Perjalanan selama dua jam itu terbayar saat sampai di lokasi. Ombak masih belum tenang, tetapi hujan mereda. Saat mesin dimatikan, goyangan perahu semakin kencang. Jangkar diterjunkan agar perahu tidak terbawa arus.

Selama perjalanan perairan tampak biru gelap. Setiba di lokasi, air berubah hijau. Terdapat bayangan hitam di dasar laut. Itu adalah batu karang. Ikan-ikan kecil beragam warna terlihat mondar-mandir dari permukaan.

Tidak sulit mencari titik kapal itu. Sebab, tim sudah mengunci koordinat kapal yang ditemukan pada penelitian tahun lalu.

Belum diketahui mengapa kapal tersebut tenggelam, kapan tenggelamnya, dan yang paling penting apa nama kapal itu. ’’Untuk sementara kami sebut Kapal Nusa,’’ kata Hery Priswanto, ketua tim penelitian.

Pencarian kapal itu sebenarnya dimulai pada 2015. Balar Jogjakarta mengandalkan intuisi nelayan Desa Dedawang. Namun, pencarian seharian tersebut tidak ada hasilnya.

Peneliti masih penasaran. Pada 2016 mereka kembali menyelami area itu. Kali ini yang menemani adalah salah satu pencari besi tua yang pernah ’’menambang’’ kapal tersebut. Namun, pencarian tetap menemui kendala. Sebab, informan tersebut agak lupa posisi kapal karam itu.

Saat itu perahu yang mereka tumpangi berangkat dari Pantai Pamona, Desa Sidogedongbatu, dengan perjalanan selama 2,5 jam. Observasi awal dilakukan dengan skin diving (penyelaman dangkal) menggunakan alat snorkel, masker, dan fin (sirip di kaki).

Selama tiga jam penyelaman mereka hanya melihat gugusan batu karang. Tidak ada tanda-tanda besi kapal.

Karena sudah sore, tim hampir memutuskan kembali. Namun, Ahmad Surya Ramadhan, salah seorang penyelam, memutuskan melakukan pencarian sekali lagi. Seperti ketiban durian runtuh. Kapal itu ketemu. Betapa girangnya mereka saat itu.

’’Madha (sapaan Ahmad Surya Ramadhan, Red) saat itu ditarik perahu sambil snorkeling,’’ ujar Iling yang menemani pencarian saat itu. Dengan ditarik perahu, penyelam bisa lebih mudah menjangkau area luas.

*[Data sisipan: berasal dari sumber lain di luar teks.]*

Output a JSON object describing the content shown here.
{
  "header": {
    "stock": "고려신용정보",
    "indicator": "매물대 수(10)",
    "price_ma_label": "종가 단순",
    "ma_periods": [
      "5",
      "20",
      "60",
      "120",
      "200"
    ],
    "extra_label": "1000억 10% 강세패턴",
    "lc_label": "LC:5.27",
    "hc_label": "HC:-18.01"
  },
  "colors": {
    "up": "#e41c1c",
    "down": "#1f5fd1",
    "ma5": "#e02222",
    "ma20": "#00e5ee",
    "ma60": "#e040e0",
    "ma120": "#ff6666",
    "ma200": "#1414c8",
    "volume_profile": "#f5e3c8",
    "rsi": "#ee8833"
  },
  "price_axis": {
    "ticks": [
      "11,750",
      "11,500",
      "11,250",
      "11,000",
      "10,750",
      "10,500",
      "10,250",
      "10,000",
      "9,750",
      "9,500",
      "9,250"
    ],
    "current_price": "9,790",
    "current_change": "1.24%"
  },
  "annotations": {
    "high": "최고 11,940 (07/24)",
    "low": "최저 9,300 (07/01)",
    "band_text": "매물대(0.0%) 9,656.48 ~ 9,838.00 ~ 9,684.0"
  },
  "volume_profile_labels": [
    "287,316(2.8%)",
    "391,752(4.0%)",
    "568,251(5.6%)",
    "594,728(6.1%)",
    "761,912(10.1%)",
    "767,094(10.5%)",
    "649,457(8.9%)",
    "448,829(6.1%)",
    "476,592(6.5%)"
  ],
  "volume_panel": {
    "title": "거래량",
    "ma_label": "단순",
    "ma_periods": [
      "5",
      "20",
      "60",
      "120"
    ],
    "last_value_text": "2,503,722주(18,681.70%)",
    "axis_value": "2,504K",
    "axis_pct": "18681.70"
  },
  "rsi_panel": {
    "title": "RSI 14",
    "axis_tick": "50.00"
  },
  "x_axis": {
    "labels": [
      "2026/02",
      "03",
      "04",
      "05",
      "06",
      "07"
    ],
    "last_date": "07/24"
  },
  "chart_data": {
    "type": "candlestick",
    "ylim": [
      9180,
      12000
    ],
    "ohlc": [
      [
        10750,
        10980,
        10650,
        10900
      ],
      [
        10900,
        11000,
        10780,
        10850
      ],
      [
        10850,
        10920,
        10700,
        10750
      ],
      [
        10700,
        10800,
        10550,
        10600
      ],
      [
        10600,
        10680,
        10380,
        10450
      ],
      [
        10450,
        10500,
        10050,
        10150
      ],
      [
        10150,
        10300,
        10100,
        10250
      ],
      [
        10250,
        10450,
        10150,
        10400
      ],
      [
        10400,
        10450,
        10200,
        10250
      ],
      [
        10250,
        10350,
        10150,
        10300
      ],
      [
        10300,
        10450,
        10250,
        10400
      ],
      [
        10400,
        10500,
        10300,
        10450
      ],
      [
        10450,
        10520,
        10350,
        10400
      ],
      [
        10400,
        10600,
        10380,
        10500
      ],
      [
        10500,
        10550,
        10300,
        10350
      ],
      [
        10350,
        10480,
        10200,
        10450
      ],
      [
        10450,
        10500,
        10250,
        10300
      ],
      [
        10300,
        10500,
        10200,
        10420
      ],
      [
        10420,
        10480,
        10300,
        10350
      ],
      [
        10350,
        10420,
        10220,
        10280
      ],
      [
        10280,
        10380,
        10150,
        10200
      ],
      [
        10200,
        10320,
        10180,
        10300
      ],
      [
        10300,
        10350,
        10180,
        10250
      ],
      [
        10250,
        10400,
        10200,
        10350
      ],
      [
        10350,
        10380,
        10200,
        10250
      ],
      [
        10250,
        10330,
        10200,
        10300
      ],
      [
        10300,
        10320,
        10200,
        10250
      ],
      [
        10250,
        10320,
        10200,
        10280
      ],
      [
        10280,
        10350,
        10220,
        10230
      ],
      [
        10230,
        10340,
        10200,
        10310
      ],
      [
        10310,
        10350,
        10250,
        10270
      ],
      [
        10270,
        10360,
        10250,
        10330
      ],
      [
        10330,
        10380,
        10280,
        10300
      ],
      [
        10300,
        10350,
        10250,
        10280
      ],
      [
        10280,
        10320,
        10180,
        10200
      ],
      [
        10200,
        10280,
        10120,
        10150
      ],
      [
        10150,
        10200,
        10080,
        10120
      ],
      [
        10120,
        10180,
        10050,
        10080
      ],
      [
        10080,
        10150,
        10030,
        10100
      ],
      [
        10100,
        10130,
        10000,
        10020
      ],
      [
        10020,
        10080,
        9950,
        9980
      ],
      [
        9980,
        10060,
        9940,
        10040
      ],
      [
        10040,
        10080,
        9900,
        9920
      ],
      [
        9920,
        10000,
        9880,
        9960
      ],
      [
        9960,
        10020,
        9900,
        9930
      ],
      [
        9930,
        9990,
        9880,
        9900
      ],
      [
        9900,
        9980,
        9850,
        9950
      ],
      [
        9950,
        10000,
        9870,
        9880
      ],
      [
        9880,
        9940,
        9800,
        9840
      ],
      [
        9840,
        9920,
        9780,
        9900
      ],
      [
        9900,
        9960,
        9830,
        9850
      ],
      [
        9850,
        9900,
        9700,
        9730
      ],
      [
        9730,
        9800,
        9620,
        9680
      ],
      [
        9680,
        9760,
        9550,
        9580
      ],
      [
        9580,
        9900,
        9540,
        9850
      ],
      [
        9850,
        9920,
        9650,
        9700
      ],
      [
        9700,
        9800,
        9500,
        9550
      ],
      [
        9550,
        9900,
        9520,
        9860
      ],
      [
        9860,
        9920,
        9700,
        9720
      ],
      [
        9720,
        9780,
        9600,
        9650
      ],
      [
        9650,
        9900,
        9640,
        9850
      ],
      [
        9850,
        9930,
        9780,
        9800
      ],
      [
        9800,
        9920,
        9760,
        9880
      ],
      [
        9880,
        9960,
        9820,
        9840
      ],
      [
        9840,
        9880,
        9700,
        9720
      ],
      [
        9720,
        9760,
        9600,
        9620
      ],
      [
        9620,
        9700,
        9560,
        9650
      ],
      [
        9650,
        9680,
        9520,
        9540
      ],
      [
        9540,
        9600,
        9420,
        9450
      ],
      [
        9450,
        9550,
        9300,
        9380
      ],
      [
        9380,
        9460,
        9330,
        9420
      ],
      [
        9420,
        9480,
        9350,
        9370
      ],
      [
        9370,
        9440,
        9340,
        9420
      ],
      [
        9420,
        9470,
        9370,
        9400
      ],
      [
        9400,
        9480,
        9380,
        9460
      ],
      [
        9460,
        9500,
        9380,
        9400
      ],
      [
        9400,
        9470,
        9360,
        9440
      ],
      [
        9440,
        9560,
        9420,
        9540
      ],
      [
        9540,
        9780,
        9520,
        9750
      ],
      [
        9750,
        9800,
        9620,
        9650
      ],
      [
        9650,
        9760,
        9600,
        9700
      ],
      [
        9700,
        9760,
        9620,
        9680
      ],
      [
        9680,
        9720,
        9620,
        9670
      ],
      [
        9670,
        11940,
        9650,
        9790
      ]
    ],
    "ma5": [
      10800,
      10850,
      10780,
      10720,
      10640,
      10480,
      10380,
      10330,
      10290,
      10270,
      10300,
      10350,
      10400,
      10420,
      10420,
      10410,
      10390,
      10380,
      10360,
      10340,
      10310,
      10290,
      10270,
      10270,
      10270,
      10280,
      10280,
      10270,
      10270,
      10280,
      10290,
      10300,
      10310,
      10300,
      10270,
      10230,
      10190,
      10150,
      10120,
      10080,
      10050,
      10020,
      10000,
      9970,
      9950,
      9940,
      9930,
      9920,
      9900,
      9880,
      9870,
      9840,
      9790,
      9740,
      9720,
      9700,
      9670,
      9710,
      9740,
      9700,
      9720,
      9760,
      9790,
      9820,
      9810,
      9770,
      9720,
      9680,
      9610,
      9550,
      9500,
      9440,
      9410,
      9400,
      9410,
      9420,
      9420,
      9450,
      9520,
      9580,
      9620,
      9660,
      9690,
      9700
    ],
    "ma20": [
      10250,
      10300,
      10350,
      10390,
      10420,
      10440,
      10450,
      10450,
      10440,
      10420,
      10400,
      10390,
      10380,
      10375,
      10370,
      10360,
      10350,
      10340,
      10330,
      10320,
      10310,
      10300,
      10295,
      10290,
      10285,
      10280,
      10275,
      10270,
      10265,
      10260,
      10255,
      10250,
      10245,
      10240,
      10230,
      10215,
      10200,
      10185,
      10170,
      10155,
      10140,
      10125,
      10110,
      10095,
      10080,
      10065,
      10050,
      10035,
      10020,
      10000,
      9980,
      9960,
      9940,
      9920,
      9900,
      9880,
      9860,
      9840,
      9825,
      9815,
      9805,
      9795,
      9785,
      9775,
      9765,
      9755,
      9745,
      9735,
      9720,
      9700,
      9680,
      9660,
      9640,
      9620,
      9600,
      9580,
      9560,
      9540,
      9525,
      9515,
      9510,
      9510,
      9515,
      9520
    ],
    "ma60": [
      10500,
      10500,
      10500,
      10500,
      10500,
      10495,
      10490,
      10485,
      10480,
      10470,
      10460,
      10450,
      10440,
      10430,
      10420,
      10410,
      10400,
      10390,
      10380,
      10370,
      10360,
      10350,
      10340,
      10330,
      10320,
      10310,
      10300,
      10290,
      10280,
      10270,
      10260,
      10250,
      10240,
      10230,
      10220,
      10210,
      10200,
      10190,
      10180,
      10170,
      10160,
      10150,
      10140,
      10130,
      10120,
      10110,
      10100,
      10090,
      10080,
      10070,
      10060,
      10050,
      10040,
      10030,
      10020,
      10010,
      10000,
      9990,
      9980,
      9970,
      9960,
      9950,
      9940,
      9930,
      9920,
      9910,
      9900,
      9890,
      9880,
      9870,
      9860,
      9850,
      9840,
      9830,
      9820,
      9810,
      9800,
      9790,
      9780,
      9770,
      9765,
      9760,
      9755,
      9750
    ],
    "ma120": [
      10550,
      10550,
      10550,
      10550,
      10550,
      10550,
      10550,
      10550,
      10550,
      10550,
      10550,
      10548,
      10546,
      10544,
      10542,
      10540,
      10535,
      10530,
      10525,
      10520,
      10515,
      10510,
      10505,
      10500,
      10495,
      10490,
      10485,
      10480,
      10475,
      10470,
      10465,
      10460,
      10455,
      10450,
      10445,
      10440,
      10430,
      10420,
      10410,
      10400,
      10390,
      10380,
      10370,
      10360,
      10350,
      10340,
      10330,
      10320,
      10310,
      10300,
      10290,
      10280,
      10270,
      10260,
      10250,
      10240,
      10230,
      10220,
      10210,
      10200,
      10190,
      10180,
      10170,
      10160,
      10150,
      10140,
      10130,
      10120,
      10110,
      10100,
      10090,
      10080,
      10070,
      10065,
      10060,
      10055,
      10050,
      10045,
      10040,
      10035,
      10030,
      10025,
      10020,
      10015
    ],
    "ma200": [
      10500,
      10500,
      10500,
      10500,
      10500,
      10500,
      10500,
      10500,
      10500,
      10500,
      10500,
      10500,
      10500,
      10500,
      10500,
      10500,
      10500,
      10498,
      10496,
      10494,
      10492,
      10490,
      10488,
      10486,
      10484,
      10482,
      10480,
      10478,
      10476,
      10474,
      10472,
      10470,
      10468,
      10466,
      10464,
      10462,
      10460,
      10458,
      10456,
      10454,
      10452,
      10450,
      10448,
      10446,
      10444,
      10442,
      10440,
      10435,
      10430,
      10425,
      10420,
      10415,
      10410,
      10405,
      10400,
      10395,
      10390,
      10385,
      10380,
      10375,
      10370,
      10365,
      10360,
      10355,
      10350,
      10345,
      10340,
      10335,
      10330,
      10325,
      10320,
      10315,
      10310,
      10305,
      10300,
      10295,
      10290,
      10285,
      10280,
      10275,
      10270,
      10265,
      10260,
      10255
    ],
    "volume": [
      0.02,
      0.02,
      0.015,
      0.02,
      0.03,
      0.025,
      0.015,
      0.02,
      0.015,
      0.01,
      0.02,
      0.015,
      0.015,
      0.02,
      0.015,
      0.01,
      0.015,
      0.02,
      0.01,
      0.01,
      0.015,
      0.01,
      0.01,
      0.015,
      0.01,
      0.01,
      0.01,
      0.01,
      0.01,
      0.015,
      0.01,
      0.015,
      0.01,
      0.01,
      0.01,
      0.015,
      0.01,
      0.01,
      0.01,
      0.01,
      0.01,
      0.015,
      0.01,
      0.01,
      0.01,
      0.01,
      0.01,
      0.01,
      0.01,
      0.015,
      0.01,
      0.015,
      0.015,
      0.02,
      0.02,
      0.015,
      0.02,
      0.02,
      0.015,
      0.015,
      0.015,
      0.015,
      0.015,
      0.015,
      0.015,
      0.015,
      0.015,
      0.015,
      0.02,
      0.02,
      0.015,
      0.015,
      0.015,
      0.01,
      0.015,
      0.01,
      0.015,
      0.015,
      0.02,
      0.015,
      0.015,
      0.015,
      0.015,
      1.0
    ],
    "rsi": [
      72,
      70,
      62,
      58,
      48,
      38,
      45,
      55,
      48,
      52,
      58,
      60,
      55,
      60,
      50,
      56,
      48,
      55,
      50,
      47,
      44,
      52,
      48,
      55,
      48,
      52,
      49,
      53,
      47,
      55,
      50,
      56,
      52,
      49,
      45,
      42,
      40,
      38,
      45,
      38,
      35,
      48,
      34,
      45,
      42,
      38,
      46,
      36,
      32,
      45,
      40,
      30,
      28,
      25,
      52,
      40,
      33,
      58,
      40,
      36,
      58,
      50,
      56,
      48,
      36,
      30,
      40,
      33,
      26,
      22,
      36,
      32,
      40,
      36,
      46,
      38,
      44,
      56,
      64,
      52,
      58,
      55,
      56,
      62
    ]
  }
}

Dengan cepat, mereka mengambil gambar dan video. Mereka dikejar waktu sebelum matahari tenggelam. Saat gelap hasil gambar bawah air tidak akan maksimal.

Bagian mesin dan tuas pemutar masih terlihat utuh di kedalaman tujuh meter. (Guslan Gumilang/Jawa Pos/JawaPos.com)

Kapal itu sudah terlihat dimutilasi. Menurut pengakuan informan, penambangan dilakukan pada 2014. Yang tersisa hanya blok mesin bagian bawah dengan poros engkol. Lalu, ada baling-baling atau propeller dengan bentangan 1 depa (1,5 meter). Ada juga gading kapal, dua boiler, dan banyak serpihan kapal yang belum diidentifikasi.

***

Nah, pada ekspedisi kali ini, seluruh peneliti menceburkan dirinya begitu sampai di lokasi. Mereka bisa mengumpulkan detail-detail kapal yang belum sempat terambil tahun lalu.

Seluruh peneliti memang sudah memiliki lisensi menyelam. Yang belum punya hanya Heny. Dia tetap ikut meneliti di air, tetapi sebatas snorkeling. Sesuai dengan standar keamanan, dia tetap didampingi salah seorang penyelam, Iman Iqbal Ahmad.

Heny sudah paham jenis karang apa saja yang ada di dasar laut. Karang di dasar laut didominasi karang masif. Jenis tersebut biasanya membahayakan kapal.

’’Kondisi karangnya lumayan bagus di sini,’’ kata peneliti asal Semarang itu.

Namun, dia sempat kesulitan berlama-lama snorkeling. Sebab, ombak cukup tinggi. Dia juga sempat terbawa arus, tetapi berhasil digapai Iqbal yang mendampinginya.

’’Airnya kenceng banget. Asin,’’ ucap Heny, lantas terbatuk-batuk karena tersedak air laut. Dia lalu menaiki kapal karena merasa observasinya sudah cukup.

Sementara itu, para arkeolog dan tim penyelam sudah tidak terlihat. Mereka sudah menyelam bersama-sama. Para peneliti itu berada di dalam air selama 40 menit.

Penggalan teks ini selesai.